6 months ago by
Seattle, WA USA
If your peak files are in BED format, you can use BEDOPS to do set operations to count overlaps between peaks:
$ bedops --not-element-of 100% A.bed B.bed > elements_unique_to_A.bed
$ bedops --not-element-of 100% B.bed A.bed > elements_unique_to_B.bed
$ bedops --everything A.bed B.bed | bedops --not-element-of 100% - <(bedops --everything elements_unique_to_A.bed elements_unique_to_B.bed) > elements_unique_to_A_and_B.bed
In a Venn diagam, you can think of these files as representing the disjoint overlaps between sets:
To count these subsets, use
$ wc -l elements_unique_to_A.bed
Once you have overlap counts, you would put these counts into a Venn diagram or Eulergrid/UpSetR plot to visualize them.

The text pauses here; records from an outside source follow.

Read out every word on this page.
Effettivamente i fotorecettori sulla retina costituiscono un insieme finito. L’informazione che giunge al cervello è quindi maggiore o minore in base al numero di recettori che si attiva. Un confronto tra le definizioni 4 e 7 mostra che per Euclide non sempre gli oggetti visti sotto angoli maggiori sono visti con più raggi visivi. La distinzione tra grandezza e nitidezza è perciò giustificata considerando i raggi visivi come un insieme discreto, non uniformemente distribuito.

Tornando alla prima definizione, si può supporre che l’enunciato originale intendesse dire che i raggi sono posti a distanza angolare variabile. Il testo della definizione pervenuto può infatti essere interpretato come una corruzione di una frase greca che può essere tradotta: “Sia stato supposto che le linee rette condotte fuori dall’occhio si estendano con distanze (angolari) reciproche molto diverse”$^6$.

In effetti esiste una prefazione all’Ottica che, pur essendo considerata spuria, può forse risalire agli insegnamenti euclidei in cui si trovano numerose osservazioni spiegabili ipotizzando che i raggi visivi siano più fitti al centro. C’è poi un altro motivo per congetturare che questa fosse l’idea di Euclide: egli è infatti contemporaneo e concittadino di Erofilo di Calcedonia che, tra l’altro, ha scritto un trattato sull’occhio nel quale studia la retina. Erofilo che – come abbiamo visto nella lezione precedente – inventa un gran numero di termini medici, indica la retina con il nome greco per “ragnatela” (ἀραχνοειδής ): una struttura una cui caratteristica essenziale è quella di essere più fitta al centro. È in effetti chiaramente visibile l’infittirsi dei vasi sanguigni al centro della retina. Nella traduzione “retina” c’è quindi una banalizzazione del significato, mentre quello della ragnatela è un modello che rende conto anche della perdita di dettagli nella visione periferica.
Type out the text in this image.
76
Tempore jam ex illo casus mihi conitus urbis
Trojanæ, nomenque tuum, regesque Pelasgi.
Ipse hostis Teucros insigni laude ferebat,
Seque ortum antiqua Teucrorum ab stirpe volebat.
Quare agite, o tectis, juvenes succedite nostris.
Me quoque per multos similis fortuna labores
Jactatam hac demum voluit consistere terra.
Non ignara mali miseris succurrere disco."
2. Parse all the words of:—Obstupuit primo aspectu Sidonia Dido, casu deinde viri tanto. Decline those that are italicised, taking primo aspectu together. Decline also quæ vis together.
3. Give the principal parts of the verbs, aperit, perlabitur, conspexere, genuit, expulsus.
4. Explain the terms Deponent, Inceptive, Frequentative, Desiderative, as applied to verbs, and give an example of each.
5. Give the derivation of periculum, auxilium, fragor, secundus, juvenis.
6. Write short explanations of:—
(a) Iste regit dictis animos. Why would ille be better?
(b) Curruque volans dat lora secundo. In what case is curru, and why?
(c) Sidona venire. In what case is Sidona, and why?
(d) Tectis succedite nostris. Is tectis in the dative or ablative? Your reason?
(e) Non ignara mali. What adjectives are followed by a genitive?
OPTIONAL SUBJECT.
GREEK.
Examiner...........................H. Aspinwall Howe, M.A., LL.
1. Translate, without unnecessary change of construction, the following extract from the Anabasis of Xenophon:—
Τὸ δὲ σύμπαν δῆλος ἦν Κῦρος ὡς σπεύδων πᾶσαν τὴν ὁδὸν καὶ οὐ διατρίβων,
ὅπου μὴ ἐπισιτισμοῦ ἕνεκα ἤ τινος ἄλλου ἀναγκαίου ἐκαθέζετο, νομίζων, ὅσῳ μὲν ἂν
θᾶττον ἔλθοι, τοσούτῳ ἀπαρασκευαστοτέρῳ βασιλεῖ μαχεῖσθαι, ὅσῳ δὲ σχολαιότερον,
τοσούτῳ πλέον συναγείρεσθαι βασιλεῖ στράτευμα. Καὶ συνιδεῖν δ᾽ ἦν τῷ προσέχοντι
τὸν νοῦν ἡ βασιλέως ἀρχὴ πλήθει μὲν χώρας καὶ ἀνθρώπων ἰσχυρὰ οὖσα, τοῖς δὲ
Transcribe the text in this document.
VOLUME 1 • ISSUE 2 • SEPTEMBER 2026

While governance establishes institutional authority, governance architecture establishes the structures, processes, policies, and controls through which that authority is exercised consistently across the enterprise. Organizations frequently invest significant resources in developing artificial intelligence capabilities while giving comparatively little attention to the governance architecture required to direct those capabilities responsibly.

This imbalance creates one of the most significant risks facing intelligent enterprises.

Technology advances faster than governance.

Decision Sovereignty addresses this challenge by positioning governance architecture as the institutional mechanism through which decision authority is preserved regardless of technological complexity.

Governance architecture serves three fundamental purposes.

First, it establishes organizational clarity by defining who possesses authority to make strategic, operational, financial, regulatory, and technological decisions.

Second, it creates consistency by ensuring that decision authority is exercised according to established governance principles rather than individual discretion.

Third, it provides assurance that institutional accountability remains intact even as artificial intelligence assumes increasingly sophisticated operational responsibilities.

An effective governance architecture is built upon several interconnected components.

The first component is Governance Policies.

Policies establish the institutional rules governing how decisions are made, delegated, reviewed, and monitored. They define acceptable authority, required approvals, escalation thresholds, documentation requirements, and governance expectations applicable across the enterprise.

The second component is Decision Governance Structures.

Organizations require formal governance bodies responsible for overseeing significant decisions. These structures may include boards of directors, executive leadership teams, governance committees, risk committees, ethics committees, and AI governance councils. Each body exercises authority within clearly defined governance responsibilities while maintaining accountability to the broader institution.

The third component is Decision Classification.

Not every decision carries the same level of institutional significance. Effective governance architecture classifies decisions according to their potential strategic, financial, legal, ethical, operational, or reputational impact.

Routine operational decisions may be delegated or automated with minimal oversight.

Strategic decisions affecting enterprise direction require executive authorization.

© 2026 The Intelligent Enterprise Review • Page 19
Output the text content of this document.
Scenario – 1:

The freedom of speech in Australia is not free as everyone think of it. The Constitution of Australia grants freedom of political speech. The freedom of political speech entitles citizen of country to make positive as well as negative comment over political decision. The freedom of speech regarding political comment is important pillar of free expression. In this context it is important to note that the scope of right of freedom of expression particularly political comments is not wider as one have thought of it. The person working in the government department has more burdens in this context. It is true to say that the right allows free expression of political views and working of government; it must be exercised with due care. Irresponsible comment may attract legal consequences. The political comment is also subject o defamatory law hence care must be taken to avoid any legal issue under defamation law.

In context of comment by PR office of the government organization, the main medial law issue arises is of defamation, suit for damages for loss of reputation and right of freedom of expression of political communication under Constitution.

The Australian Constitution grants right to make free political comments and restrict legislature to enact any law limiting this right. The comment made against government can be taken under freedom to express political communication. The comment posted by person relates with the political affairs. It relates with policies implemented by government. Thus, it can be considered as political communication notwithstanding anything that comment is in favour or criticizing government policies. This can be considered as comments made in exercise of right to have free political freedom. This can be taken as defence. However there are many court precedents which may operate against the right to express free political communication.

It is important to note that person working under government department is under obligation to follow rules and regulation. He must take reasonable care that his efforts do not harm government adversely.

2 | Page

If you have more than two sets, you would calculate overlaps between all subsets (the "powerset") of combinations of sets, and then count them with
Also, if you have more than two sets, you would not want to use a Venn diagram, but instead consider using an Eulergrid-style (UpSetR) plot. This is because use of more than two sets with a Venn diagram can lead to false interpretation of overlaps.
Eulergrid/UpSetR plots deal with this problem by showing overlaps as visually-distinct and proportionally-correct elements, and offering ways to sort or organize those elements that highlights certain subset overlaps.